I plan to post this letter on the Internet, as well as my own forum
which is one of the largest and most read Home Theater discussion groups. I
genuinely feel that DirecTV is in a nasty decline as far as the manner
in which they advertise to and treat their customers. I feel this is
information that needs to be put out there so that nobody has to be
treated as poorly as I was today.

Thank you for your time.


----------



## rock_doctor (Oct 22, 2000)

I would file a complaint with your states attorney general office, consumer affairs. Send them a modified form of this letter. Let D* prove in writing that you acknowledged or OK'ed a commitment. They just can't give you a commitment w/o you acknowledging it. Even cell phone companies record you saying "ok" when they tell you about the commitment.


----------



## TivoNM (Oct 19, 2005)

Sorry to hear about your trouble. I had a family member who went through a similar situation. Went throuhg FREE SWAP with no commitment but then was told there was an early termination charge. After speaking with many different people my family member spoke with someone in the ace dept. They were able to get her transfered to the access card place to have it fixed. The agent admitted that this is am glitch in the system and that there is in fact no new service commitment. So hopefully that will help. She said you can just call main number and ask to be transfered to the ace dept.


----------



## NJRonbo (Jun 3, 2005)

Well that post above solved all my problems. Thank you.


----------



## WitsEnd (Nov 21, 2006)

What an exceptionally well-written letter!

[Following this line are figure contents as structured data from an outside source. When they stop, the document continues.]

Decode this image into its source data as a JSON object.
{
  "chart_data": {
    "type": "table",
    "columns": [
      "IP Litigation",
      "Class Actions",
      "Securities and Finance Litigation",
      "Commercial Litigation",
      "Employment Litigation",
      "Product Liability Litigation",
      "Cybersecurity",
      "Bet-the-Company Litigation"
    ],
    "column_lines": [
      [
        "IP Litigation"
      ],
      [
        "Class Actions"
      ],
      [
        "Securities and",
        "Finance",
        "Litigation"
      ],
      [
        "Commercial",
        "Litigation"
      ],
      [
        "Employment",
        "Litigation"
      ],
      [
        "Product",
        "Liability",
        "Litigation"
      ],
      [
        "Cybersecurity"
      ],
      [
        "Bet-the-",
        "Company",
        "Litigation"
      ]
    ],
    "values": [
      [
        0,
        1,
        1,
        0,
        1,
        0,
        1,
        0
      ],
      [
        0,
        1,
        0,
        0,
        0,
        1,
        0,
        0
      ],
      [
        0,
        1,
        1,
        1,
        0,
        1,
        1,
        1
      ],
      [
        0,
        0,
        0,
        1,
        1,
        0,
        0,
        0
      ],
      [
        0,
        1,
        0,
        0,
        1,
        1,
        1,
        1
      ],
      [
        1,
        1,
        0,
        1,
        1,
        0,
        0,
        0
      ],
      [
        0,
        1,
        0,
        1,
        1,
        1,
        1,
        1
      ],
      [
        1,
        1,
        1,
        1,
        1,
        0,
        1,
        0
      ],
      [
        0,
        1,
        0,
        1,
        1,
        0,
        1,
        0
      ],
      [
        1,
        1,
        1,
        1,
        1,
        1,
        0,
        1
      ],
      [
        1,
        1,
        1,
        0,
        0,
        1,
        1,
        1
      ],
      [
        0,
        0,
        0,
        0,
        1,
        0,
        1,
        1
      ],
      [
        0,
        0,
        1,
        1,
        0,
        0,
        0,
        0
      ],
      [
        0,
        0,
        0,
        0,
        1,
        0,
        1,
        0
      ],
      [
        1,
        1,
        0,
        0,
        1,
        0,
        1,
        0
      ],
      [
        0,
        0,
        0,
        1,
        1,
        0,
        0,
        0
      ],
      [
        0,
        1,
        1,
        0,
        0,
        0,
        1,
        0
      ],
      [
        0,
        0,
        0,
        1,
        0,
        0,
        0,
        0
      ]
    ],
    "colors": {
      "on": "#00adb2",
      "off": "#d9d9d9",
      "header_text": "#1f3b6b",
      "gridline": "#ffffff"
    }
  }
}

It's really unfortunate that we as consumers have to go to such lengths to get companies to do the right thing anymore. Of late, this is happening more and more often. I had a similar experience with Capital One concerning a cash advance. I was solicited for the cash advance by a letter promising a certain low percentage rate, and when I called to accept the offer, the representative confirmed the rate. A few days later, I received a letter in the mail again confirming the interest rate. Unfortunately I made the mistake of throwing that confirmation letter away. A month or so later when I got my statement I saw that the advance was being charged at a much higher rate than promised. I called and was told that without proof they would not adjust the rate. It ended up taking several months of phone calls, and being lied to by varying levels of CSR's before I finally wrote a letter to the CEO of the bank, who finally adjusted the rate to what it should have been originally, and credited the excess interest paid.

This business of telling us that we have to prove an offer is baloney, and the practice needs to stop ASAP!

Sorry that this was off-topic in a way


----------